FIG. 2 is a longitudinal sectional view of the upper electrode structure of FIG.

[Explanation of symbols]

 1 ... Electrode cover 2 ... Top electrode 3,4,5,6 Screw 7 ... Pore 8 ... Top electrode mounting surface 9 ... ... Surging pores of source gas

Claims (3)

[Claims] An upper electrode and a lower electrode, each having a plane parallel to a horizontal plane and facing each other, are provided in a reaction chamber, and an upper surface of the upper electrode has an outlet of a source gas supply pipe. Side openings are in contact with each other, a large number of source gas ejection pores penetrating in a direction perpendicular to the plane and passing the source gas supplied from the source gas supply pipe are formed in the upper electrode, In a state where the reaction chamber is decompressed to a vacuum, plasma is generated between the facing planes by applying a high-frequency voltage between the upper electrode and the lower electrode,
Exciting the source gas supplied between the upper electrode and the lower electrode through the source gas ejection pores with the plasma,
A plasma CVD film forming apparatus for forming a solid thin film by causing a chemical reaction in the raw material gas to deposit a solid on a surface of a film forming target such as a substrate disposed between the upper electrode and the lower electrode. In the above, the flat surface of the upper electrode is covered with a thin cover, and the cover is provided with a pore having substantially the same diameter as the source gas ejection pore at the position of the source gas ejection pore. The means for attaching the cover is a detachable means such as a screw or a clip for easily attaching and detaching the cover. 2. The plasma CVD method according to claim 1, wherein said cover is made of quartz, silicon or other material and does not discharge gas even in a vacuum space.
Film forming equipment. 3. An upper electrode and a lower electrode, each having a plane parallel to a horizontal plane and facing the plane, are provided in a reaction chamber, and an upper opening of the upper electrode has an outlet opening of a source gas supply pipe.
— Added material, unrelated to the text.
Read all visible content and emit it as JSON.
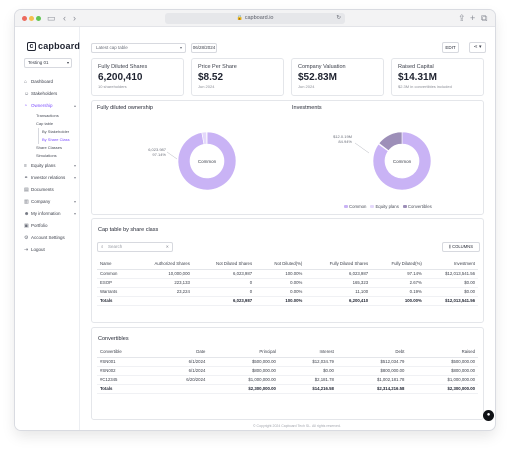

Are formed in the upper electrode to form a large number of source gas ejection holes that penetrate in a direction perpendicular to the plane and allow the source gas supplied from the source gas supply pipe to pass therethrough, and evacuate the reaction chamber. In a reduced pressure state, a plasma is generated between the facing planes by applying a high-frequency voltage between the upper electrode and the lower electrode, and is supplied between the upper electrode and the lower electrode through the raw material gas ejection pores. The raw material gas is excited by the plasma to cause a chemical reaction on the raw material gas, thereby depositing a solid on a surface of a film formation target such as a substrate disposed between the upper electrode and the lower electrode. Solid thin In the plasma CVD film forming method, the flat surface of the upper electrode is covered with a thin cover, and the cover is provided with pores having substantially the same diameter as the source gas ejection pores at the positions of the source gas ejection pores. The supply of the raw material gas is temporarily stopped before the amount of the solid thin film deposited on the surface of the cover peeled off and taken into the thin film formed on the surface of the film formation target reaches a predetermined value. Returning the pressure of the reaction chamber to atmospheric pressure, replacing the cover with a new one, reducing the pressure of the reaction chamber to vacuum again, restarting the supply of the source gas, and The plasma CVD film forming method, wherein the solid is further deposited on the thin film and the thin film is grown.